We haven’t met him for the first time yet,” he said with airquotes.
“And we went on that unremembered mission with that guy named Amal. What was
that? When was that?”
“Maybe that will never happen,” Marie offered. “Maybe we undid the futures
they came from by meeting them out of order, and stepping on a butterfly
together.”
“Or maybe we’re just in a lull,” Mateo decided. “Let’s go with that instead.
I don’t really want bad things to happen, but I don’t want to be
aimless either. If we were to be like that, why are we bothering to skip
time anymore? I’m sure Ramses could find a way to suppress our patterns
permanently.”
They all looked over at Ramses’ door, half expecting him to waltz back in
too, but he was likely working on something important. When he didn’t show,
the rest of the team seemed to agree that they didn’t want to talk about
this anymore. It was pretty depressing, and while Marie’s thesis was
interesting, they fittingly wished that it was more complicated than that.

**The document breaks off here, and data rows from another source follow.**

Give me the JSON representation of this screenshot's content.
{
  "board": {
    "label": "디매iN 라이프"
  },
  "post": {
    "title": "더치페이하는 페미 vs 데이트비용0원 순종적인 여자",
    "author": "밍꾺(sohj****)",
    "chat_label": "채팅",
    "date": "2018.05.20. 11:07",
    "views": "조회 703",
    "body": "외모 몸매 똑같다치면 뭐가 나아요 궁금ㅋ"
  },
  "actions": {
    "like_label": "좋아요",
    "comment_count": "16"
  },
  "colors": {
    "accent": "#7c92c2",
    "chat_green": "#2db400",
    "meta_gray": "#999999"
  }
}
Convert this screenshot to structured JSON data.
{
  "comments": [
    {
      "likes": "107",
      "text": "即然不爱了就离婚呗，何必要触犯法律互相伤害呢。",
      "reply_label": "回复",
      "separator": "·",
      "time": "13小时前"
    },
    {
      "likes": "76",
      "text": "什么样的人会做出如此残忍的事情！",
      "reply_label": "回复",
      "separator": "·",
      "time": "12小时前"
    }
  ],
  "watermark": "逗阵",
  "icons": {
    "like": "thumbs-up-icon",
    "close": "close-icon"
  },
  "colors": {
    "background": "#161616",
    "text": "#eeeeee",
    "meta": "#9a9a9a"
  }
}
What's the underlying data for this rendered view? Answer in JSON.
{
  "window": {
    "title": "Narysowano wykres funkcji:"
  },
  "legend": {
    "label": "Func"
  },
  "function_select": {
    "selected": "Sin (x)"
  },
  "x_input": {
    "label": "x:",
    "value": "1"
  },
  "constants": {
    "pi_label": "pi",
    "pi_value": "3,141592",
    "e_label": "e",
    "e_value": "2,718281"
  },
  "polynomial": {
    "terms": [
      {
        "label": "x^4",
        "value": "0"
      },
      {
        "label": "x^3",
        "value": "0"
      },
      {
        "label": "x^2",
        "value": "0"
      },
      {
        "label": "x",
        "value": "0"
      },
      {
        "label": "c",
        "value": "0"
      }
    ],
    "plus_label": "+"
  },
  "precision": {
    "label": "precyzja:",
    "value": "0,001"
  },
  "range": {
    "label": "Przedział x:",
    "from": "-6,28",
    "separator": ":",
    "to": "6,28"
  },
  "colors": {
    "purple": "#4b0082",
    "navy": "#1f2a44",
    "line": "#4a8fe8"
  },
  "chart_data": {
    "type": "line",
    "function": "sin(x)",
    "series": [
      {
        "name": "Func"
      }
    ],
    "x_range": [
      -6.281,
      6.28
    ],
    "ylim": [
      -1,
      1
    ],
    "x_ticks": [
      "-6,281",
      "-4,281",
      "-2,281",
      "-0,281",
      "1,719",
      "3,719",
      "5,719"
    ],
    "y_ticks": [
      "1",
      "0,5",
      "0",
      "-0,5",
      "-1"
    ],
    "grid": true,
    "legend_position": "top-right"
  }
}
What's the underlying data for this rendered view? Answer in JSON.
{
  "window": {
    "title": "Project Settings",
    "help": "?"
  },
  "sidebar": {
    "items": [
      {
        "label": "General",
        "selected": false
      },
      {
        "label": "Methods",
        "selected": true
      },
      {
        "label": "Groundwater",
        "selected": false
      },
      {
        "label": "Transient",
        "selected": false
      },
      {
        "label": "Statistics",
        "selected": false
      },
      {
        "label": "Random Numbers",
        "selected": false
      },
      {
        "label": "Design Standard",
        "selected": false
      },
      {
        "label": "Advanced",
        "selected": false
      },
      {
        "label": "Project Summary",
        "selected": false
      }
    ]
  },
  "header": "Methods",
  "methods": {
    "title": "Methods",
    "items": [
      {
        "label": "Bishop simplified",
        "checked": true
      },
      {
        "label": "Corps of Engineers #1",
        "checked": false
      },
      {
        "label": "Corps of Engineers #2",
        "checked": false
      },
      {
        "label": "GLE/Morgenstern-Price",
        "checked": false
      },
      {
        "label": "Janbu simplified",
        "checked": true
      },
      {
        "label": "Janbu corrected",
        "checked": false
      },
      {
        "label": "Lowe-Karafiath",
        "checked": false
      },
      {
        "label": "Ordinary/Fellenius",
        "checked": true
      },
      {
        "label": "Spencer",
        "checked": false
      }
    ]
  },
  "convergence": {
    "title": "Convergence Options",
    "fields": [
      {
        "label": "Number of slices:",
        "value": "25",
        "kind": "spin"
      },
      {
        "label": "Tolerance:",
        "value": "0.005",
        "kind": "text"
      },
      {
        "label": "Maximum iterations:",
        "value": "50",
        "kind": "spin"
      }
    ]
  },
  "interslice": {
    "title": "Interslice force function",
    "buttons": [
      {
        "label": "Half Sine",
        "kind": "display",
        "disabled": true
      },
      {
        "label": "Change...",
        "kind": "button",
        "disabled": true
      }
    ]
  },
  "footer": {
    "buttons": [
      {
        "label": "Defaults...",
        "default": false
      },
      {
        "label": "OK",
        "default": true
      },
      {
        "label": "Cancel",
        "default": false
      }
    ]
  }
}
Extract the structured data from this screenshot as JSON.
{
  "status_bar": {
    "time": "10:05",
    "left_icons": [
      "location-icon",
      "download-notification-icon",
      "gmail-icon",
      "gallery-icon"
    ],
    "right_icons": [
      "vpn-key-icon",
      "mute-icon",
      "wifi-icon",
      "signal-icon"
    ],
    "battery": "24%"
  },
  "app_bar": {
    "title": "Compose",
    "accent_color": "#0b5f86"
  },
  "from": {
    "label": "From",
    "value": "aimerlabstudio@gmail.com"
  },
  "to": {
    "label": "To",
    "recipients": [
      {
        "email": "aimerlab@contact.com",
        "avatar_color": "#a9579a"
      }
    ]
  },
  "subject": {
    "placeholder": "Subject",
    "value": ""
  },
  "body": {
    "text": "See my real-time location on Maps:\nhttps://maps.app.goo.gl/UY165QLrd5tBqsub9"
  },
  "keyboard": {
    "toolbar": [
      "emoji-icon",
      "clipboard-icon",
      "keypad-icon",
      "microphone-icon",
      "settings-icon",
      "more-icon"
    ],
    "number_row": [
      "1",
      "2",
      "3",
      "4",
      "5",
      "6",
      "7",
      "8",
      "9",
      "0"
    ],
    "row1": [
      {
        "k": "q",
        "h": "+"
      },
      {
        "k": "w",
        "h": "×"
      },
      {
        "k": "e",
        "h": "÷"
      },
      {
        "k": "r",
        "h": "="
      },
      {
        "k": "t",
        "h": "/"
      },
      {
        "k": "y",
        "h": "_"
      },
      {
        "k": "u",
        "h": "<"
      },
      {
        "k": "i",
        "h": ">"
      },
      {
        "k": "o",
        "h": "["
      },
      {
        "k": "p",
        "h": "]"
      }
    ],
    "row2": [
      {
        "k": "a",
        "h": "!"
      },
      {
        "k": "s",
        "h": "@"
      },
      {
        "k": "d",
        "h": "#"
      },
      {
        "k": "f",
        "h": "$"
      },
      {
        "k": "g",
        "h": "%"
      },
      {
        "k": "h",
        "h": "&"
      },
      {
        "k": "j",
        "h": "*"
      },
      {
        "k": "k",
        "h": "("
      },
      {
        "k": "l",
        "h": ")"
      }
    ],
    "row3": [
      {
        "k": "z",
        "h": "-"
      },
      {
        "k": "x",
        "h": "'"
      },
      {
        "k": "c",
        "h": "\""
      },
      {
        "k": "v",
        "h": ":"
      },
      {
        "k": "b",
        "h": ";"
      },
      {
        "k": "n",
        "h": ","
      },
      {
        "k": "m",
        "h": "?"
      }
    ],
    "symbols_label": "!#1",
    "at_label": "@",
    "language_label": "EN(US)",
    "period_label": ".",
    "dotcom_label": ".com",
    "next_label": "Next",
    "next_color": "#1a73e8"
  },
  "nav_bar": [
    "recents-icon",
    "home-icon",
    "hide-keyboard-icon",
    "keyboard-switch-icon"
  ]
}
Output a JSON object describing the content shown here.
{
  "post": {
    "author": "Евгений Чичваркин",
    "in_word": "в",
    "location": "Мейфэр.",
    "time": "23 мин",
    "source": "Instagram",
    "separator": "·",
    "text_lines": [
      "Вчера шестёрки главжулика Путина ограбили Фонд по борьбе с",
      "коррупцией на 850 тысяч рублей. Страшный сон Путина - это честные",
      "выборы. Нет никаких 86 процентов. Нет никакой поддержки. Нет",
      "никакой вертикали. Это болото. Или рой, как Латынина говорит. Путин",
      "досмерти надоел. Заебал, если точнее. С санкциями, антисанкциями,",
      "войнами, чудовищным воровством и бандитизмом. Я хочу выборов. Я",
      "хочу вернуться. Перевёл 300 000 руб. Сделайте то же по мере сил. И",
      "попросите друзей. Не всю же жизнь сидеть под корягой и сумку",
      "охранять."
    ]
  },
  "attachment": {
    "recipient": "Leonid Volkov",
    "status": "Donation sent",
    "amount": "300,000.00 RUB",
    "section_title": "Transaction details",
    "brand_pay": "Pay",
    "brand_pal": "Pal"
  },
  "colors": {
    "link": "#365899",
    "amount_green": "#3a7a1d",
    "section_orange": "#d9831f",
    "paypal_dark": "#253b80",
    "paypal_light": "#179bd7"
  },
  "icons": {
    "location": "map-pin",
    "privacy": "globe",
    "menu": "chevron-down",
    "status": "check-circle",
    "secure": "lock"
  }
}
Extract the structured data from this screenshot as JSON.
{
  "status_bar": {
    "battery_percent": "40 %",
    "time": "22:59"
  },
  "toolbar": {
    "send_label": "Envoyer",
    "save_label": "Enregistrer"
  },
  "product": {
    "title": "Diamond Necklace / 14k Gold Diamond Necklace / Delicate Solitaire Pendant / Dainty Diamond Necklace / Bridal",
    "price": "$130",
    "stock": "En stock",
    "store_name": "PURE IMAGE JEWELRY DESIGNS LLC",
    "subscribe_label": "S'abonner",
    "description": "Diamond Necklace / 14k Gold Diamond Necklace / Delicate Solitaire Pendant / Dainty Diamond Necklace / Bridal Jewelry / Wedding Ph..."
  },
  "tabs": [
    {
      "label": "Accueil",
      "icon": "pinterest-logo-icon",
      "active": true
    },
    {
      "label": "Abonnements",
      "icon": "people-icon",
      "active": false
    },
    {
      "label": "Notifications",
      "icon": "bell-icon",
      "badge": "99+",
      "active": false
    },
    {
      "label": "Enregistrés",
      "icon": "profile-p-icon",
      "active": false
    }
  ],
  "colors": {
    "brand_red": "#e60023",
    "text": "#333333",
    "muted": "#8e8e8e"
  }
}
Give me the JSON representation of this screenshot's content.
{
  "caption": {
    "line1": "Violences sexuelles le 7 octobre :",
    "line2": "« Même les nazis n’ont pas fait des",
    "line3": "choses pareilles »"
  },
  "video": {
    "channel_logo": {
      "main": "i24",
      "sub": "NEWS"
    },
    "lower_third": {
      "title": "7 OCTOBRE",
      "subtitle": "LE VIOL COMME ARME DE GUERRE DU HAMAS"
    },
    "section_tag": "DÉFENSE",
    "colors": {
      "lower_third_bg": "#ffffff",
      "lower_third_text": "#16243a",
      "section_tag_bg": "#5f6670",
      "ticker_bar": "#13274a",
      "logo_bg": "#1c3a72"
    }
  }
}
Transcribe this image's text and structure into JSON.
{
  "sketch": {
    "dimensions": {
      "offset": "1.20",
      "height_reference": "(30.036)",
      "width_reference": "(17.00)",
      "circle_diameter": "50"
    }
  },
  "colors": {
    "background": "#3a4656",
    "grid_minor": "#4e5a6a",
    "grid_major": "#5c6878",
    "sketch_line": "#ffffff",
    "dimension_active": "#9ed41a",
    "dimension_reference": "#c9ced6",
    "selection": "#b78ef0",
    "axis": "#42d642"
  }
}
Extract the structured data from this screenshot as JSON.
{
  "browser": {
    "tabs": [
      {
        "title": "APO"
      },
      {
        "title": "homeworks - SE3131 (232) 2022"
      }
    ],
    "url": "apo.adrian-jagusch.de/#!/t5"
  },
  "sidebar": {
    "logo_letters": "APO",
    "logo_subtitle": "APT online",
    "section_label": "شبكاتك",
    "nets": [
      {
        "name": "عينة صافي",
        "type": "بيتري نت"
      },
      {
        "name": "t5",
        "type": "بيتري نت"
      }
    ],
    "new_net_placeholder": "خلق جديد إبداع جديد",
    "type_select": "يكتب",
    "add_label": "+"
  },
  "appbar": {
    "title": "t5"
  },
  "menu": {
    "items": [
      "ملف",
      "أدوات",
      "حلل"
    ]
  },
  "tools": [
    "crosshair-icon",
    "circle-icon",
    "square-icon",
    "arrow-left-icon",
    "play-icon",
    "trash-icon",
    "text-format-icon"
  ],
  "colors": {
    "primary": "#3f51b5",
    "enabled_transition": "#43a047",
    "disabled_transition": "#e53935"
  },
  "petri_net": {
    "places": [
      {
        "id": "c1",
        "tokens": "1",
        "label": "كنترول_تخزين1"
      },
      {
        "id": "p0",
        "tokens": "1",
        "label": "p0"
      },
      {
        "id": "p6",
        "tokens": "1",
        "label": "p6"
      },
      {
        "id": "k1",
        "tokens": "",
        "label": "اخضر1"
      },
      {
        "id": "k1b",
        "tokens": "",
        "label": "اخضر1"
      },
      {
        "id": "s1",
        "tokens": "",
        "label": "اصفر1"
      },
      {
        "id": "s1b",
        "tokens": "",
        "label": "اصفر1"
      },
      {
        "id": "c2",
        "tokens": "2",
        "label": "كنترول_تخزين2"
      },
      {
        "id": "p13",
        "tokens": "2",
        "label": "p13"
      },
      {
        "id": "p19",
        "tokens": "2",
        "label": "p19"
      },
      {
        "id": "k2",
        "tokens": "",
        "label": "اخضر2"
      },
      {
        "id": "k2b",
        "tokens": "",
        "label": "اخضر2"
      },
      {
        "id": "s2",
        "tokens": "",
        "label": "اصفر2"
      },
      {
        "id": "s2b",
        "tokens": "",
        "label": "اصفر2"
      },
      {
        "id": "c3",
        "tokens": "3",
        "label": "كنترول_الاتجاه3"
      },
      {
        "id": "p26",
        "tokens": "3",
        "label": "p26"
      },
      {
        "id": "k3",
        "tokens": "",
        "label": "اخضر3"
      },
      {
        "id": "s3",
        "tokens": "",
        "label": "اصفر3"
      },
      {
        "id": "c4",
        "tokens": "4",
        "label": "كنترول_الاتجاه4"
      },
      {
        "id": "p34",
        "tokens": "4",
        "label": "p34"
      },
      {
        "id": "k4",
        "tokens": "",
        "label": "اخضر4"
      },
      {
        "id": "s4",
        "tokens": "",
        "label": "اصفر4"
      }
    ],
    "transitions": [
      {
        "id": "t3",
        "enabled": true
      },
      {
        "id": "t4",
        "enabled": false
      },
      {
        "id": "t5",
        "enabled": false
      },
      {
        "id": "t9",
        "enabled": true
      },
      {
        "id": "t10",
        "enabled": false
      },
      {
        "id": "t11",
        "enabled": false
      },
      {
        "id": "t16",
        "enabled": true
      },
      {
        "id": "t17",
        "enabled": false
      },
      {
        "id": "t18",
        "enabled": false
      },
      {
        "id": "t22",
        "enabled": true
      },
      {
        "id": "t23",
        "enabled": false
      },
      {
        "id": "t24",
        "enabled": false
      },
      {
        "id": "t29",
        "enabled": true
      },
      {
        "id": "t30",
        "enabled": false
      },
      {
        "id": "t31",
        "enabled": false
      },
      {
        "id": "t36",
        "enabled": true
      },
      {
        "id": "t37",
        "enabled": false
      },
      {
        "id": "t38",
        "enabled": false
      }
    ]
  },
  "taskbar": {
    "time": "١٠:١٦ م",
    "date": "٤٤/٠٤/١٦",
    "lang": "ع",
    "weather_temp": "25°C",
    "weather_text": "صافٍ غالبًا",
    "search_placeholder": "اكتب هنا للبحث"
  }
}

As Mateo said, they didn’t want bad things to happen so they could swoop in
and fix them, but it would be weird if they just did what the general
population was doing, and just had fun all day. They were decidedly
different than the masses. They were special. There weren’t many time
travelers around here, so it kind of fell on them to represent. They did
decide on one thing, though. If by the end of the day, nothing happened that
specifically kept them on this planet, they would leave, even if Romana
couldn’t think of anywhere better to go.